Она очень плохо изображала дуру.

— Вы от меня зависите. Это вас не смущает? — Сергей Владимирович отбросил смятую бумагу в сторону. — Быть может, у вас не достает совести считать сложившееся положение недопустимым и оскорбительным, но в чем в таком случае состоит различие между вами и дамой полусвета? — смотря в ее широко раскрытые глаза. Повторяя ее же слова:

— «Разница незначительна»? Зачем же, если вам не хватает впечатлений, в таком случае обходиться одним любовником? Заведите еще кого-нибудь. Так ведь, наверное, даже интереснее…

Она вспыхнула. Осоргин не успел осознать, что произошло, когда рука жены оказалась в опасной близости от его лица, а он машинально перехватил ее запястье, сжав его несильно, но достаточно крепко для того, чтобы ладонь его супруги остановила свое движение. Такой реакции от него Алиса не ожидала и теперь смотрела в его глаза с удивлением. Она часто дышала, и ее грудь красиво вздымалась в достаточно откровенном декольте.

— Вы забываетесь, — угрожающе произнес Осоргин полушепотом.

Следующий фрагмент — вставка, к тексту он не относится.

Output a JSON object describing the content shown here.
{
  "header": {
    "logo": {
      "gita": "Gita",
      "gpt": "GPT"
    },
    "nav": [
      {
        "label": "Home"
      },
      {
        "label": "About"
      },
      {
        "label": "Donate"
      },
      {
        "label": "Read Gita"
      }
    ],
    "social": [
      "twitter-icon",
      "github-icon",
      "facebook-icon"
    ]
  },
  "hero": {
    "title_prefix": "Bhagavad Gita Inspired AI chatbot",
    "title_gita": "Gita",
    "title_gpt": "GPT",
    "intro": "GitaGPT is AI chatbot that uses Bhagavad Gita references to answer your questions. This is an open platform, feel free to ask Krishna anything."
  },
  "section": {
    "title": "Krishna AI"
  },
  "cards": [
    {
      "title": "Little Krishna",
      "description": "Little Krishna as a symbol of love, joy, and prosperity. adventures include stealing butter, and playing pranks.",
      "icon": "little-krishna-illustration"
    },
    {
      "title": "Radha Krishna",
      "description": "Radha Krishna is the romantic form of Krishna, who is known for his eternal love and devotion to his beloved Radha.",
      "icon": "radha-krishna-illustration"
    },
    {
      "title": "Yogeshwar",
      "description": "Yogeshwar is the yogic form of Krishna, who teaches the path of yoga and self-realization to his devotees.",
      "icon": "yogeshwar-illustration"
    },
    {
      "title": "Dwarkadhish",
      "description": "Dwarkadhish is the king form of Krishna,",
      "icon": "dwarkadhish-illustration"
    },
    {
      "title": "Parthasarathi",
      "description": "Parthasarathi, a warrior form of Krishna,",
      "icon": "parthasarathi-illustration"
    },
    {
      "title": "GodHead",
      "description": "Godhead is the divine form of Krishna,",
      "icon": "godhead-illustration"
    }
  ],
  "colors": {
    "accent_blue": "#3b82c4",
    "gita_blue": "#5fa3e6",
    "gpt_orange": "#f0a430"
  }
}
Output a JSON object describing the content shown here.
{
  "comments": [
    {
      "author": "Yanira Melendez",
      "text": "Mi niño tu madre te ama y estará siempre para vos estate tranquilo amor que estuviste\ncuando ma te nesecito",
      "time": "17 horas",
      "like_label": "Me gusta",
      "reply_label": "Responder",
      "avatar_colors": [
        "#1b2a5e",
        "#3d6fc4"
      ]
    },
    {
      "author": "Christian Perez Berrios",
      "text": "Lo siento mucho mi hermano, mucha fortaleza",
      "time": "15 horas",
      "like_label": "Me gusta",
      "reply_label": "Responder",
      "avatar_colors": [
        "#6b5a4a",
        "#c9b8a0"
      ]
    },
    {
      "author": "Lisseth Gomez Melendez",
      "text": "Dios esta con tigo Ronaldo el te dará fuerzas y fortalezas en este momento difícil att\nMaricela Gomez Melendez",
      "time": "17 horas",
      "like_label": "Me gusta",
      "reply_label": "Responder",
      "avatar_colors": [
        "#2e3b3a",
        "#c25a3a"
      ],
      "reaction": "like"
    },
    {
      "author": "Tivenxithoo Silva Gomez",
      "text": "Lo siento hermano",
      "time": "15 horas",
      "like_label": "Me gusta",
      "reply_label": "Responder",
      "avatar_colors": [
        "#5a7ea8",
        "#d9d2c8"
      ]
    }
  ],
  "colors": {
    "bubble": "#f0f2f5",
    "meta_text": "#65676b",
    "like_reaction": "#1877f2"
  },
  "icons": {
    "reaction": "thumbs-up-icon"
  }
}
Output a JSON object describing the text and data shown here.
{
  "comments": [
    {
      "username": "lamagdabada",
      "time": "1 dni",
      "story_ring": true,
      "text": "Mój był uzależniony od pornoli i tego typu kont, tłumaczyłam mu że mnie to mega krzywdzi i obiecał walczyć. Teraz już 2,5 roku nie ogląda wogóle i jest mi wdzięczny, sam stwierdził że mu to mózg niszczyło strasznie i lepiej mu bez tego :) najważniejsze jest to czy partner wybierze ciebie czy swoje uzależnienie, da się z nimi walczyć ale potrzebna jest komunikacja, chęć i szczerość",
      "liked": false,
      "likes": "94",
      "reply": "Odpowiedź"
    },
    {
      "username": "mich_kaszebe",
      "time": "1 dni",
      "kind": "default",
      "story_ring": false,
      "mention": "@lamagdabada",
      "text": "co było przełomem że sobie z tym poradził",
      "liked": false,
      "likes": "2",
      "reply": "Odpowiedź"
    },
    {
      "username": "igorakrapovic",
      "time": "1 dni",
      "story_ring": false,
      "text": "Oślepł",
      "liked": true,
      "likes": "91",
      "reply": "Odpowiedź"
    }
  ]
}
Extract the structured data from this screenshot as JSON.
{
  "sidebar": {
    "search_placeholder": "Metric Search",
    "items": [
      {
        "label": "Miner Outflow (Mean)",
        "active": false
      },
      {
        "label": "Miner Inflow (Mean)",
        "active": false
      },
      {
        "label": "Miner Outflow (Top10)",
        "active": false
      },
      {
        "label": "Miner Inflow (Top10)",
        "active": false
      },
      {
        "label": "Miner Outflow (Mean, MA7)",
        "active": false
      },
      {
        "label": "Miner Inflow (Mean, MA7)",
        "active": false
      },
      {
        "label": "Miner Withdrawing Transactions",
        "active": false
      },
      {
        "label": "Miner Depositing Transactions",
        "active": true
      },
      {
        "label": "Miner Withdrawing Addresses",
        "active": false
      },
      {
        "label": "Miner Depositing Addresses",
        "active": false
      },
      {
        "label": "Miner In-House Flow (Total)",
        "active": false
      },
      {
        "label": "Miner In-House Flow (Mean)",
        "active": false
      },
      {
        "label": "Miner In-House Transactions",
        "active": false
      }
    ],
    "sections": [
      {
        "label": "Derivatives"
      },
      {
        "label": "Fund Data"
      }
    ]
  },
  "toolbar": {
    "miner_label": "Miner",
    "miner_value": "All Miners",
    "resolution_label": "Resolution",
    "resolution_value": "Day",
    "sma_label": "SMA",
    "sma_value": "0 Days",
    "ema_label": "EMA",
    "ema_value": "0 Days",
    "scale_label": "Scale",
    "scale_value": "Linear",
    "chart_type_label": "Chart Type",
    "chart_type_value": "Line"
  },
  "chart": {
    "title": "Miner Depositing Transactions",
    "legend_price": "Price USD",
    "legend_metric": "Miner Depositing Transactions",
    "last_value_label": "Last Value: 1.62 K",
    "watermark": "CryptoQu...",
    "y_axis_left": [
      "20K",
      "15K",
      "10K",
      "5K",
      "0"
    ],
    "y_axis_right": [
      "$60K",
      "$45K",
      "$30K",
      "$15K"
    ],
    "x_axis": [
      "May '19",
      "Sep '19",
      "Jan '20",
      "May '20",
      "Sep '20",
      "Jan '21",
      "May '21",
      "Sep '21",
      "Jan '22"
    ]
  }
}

— Не вам судить меня! — Алиса сделала попытку отстраниться, но он крепче сжал ее запястье. — Я буду поступать только так, как сама сочту для себя нужным. Вы можете превратить мою жизнь в ее жалкое подобие, но вы не заставите меня отказаться от любви. Это то, что не сможете отнять ни вы, ни кто-либо еще. Пустите меня! — она дернулась, но, поняв безрезультатность своих действий, неожиданно прекратила попытки освободить руку и, смотря Сергею Владимировичу прямо в глаза, сказала дрожащим от гнева голосом: — Хотя вы, наверное, понятия не имеете, о чем я говорю. Вам это чувство незнакомо…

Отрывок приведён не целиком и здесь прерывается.